UN Committee refuses to examine Belgium’s role in the torture of former Guantánamo detainee

Torture in Guantánamo

05.09.2019

Berlin/Brussels, 5 September 2019 – For the second time, an international human rights body has refused to examine the torture suffered by a Belgian citizen formerly detained at the Guantánamo Bay US military base. On 2 August 2019, the UN Committee Against Torture (CAT) issued the frustrating decision to not look further into Belgium’s role in the torture and ill-treatment of Mosa Zemmouri, who was detained in Guantánamo from 2002 to 2005. The Committee thereby missed a vital opportunity to adequately address the US torture program and European states’ complicity in the so-called war on terror.

More than two years after the European Center for Constitutional and Human Rights (ECCHR) and its partner lawyers Walter van Steenbrugge and Christophe Marchand filed a complaint on behalf of Zemmouri against the Kingdom of Belgium, the CAT refused it as “inadmissible.” In its decision, the Committee stated that the case had already been examined by the European Court of Human Rights (ECtHR), and cannot be considered, according to article 22(5)(a) of the Convention against Torture. In 2016, the complainant filed an application to the ECtHR, which was dismissed after only two months without further reasoning.

“ECtHR’s insufficient treatment of the case cannot be considered a thorough examination. Therefore, the Committee Against Torture should have declared the communication admissible and proceed with an examination of the merits,” said Andreas Schüller, head of ECCHR’s International Crimes and Accountability program.

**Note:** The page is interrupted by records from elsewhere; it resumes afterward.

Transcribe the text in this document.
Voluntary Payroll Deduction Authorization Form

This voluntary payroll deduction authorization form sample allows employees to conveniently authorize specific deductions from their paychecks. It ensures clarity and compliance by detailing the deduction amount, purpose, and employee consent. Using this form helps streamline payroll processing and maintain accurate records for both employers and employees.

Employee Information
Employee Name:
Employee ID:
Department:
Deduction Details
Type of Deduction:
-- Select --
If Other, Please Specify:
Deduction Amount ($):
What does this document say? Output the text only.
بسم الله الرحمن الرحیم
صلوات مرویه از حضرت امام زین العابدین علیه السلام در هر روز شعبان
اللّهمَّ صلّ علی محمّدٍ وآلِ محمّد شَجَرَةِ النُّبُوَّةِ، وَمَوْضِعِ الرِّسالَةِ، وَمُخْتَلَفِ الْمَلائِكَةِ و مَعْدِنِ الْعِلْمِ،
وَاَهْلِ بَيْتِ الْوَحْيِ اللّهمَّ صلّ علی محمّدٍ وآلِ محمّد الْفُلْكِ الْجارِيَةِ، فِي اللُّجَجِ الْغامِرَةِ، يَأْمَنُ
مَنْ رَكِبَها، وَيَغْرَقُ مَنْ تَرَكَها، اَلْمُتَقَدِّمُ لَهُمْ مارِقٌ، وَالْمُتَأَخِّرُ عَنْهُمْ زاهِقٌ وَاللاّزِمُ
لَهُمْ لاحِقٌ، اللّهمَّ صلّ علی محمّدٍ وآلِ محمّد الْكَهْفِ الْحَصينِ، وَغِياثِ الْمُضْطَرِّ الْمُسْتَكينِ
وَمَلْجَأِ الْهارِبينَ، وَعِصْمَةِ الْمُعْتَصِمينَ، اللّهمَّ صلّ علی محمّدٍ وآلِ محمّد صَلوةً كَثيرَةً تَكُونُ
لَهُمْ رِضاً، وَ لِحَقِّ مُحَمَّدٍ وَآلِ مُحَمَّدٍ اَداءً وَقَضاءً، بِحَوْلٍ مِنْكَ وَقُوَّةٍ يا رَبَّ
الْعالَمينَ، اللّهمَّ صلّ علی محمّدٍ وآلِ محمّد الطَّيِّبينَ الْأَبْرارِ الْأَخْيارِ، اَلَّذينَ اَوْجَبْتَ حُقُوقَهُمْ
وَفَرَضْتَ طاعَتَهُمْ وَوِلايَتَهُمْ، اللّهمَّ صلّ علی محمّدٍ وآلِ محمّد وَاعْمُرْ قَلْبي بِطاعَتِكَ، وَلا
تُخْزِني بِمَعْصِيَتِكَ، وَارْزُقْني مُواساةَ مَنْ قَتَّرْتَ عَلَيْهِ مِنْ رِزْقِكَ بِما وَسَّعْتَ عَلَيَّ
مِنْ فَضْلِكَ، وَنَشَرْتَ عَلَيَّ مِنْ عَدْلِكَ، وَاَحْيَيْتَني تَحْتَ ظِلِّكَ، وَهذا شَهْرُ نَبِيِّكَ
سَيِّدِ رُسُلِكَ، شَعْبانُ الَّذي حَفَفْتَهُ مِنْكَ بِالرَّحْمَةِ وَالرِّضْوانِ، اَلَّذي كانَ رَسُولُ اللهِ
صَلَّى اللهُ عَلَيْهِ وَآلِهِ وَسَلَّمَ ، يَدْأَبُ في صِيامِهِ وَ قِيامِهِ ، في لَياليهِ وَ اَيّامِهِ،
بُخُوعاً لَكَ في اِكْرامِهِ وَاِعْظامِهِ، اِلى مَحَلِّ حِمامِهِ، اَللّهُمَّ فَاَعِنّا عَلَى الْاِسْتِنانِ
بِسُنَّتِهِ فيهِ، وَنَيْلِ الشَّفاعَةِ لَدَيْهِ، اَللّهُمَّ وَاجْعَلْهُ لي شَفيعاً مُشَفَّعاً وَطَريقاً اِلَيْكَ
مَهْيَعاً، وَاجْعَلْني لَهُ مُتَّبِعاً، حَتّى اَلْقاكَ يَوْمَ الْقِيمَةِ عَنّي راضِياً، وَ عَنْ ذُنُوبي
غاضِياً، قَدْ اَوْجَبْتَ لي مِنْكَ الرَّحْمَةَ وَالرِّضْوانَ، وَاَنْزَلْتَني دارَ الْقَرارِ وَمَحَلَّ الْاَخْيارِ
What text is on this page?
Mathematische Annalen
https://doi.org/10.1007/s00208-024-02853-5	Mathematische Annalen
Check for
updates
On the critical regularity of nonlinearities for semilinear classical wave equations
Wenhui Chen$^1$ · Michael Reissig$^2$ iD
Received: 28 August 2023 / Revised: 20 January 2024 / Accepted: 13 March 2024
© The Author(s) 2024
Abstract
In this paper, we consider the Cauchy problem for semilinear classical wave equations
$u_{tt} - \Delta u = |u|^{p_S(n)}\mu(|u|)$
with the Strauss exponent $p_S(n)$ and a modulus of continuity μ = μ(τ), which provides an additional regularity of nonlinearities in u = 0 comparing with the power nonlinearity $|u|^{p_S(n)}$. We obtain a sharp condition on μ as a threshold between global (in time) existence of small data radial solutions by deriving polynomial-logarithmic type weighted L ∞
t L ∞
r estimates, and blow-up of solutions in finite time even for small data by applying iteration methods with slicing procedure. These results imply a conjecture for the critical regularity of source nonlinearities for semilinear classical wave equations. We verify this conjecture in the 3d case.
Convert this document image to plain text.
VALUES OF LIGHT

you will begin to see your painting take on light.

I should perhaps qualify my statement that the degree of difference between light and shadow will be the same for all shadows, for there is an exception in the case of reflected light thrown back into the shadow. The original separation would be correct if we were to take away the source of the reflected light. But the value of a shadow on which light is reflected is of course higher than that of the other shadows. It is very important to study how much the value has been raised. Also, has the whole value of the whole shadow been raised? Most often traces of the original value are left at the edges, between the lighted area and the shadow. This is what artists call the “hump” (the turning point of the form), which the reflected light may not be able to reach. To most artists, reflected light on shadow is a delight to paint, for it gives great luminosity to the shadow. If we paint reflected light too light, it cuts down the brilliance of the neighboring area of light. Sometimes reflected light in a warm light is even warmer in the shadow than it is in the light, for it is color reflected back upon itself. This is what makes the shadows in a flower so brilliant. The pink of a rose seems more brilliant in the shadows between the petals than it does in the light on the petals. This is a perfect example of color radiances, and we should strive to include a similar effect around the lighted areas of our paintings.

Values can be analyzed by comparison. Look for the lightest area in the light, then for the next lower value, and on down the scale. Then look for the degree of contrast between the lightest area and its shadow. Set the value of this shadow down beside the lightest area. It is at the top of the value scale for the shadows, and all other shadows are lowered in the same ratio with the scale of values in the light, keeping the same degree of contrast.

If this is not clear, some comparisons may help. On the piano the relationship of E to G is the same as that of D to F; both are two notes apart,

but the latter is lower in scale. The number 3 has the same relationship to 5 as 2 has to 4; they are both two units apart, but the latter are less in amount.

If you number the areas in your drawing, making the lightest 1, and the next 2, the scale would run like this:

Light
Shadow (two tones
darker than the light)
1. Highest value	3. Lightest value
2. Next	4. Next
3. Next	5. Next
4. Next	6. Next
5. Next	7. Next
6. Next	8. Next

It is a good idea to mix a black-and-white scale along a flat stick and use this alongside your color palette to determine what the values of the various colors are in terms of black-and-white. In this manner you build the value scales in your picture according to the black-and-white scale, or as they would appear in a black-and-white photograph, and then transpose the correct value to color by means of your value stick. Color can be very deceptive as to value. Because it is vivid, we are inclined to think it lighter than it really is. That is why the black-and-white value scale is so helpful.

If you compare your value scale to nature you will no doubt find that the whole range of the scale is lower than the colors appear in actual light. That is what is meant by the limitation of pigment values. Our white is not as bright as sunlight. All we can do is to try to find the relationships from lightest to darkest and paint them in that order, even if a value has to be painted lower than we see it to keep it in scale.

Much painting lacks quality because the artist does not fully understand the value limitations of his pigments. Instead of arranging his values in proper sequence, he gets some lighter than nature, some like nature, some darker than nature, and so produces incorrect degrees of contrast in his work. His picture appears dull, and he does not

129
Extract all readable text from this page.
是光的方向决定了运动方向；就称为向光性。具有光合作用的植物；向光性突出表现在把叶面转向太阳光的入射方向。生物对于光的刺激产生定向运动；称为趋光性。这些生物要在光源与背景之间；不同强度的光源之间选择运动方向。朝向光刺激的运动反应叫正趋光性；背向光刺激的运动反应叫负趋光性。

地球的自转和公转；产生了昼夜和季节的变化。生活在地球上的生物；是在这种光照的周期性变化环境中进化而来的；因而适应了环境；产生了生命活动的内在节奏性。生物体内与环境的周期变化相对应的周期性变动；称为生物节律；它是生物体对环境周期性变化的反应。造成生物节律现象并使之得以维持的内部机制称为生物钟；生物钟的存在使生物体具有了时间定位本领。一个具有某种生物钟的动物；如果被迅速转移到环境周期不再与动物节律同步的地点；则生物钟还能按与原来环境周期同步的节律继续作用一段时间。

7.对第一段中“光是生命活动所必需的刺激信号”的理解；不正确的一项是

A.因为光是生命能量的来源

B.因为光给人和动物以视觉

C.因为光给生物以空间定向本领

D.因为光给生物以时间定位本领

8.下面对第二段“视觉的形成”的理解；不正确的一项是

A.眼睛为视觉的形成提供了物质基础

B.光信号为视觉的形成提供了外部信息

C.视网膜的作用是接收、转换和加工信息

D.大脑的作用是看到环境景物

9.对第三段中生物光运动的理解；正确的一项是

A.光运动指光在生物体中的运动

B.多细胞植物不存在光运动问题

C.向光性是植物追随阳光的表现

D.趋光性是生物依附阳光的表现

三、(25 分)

This is supported in the dissenting opinion of Committee member Abdelwahab Hani: “It is therefore not possible for the Committee to know to what extent the Court has examined the applicant’s claim and in particular whether it has carried out a thorough analysis of the merits of the case, which is essential to determine if ‘the same question’ has been ‘examined’.”

Hani finds that Belgium violated articles 2 and 14 of the Convention against Torture: The Belgian authorities did not take effective measures to prevent the ill-treatment of its citizen Mosa Zemmouri at Guantánamo, and failed to provide any form of redress.

“I took up this legal fight not only for me, but to make sure that what was done to me will not be done to others. It is devastating that the Committee today failed to end the ongoing injustice,” said applicant Mosa Zemmouri after the decision. During his detention, Zemmouri suffered brutal beatings and sensory deprivation. He was exposed to extreme temperatures and other severe forms of physical and psychological abuse. The complaint before the CAT argued that Belgian officials were complicit in the abuse and knew about the torture, but failed to prevent and further investigate it.

“This decision weakens the absolute prohibition of torture, missing a chance to scrutinize European complicity in the US torture program. The Committee Against Torture failed to take a critical step towards justice for the numerous victims,” added Andreas Schüller.

Notwithstanding the outcome of the decision, every country that has tolerated and made this system possible is obliged to prevent torture and provide justice for survivors. The complaint against Belgium is part of ECCHR’s broader efforts, together with former Guantánamo detainees and partners in the US and Europe, to uphold the absolute prohibition of torture.